If you’d asked me before LLMs existed, I’d have said that not all conscious beings are introspectively aware, but all introspectively aware beings (that I know of) are conscious. So, if you told me that there was this new thing called an LLM, and also that it was not conscious, I would have predicted that it would not be able to do this thing it demonstrably can. I think, then, that you would be offering me a bad heuristic.
If you’re going to instead say, no, you can be introspectively aware without consciousness, and actually consciousness has these different traits, I would ask: what are they? What behaviors do you see in humans, that we don’t see in LLMs?
(I also think that if you’re actually willing to sit down and multiply out all the matrices by hand, I’m fine with you then saying that the question of consciousness doesn’t matter to you. You don’t need to ask whether or not it’s a human-shaped thing in this particular way, because you already know exactly what shape it has, and the heuristic will tell you nothing. Given that neither of us are going to do this, though, it still seems important to talk about the kinds of models we can have, and what we should still expect to happen, despite our incomplete understanding.)
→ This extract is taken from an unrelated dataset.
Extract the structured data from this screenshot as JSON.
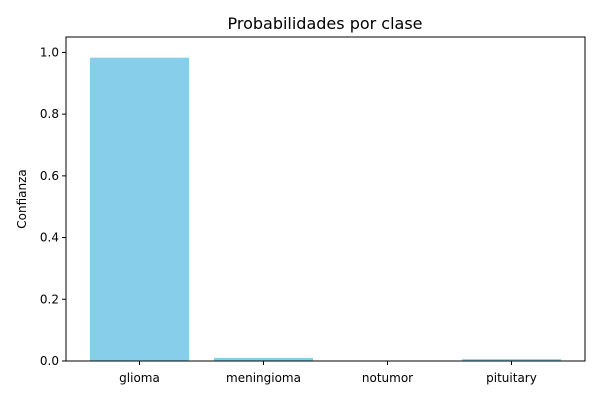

I don’t think you can just be conscious without being conscious of some things in particular. Subjective experience has to have content. What kind of experiences could a rock be having, considering what it’s physically doing? It’s probably not thinking “another day of being a rock”. Nor is it experiencing the sun shining on it because it doesn’t have any kind of visual processing system etc. Meanwhile prima facie at least, it’s considerably easier to imagine Claude having all kinds of human-like thoughts. On the condition that Claude has subjective experiences, but the contents thereof have to be computationally specified, it seems like we have some good reasons to have beliefs about what it might be experiencing.
Also, “a rock” is just one convenient way to draw boundaries for stuff in the universe and probably not very relevant for carving out experiential subjects. Even if in some sense “consciousness” is kinda everywhere, there seems to be an obvious sense in which some random group of people don’t form “one experiential macro-subject” but the individual members do (but for some groups of people acting really cohesively, it can arguably get a bit murky!) And this doesn’t seem that mystical but rather based on how information flows within the arrangement of objects we try to analyze as one subject and how unified it is.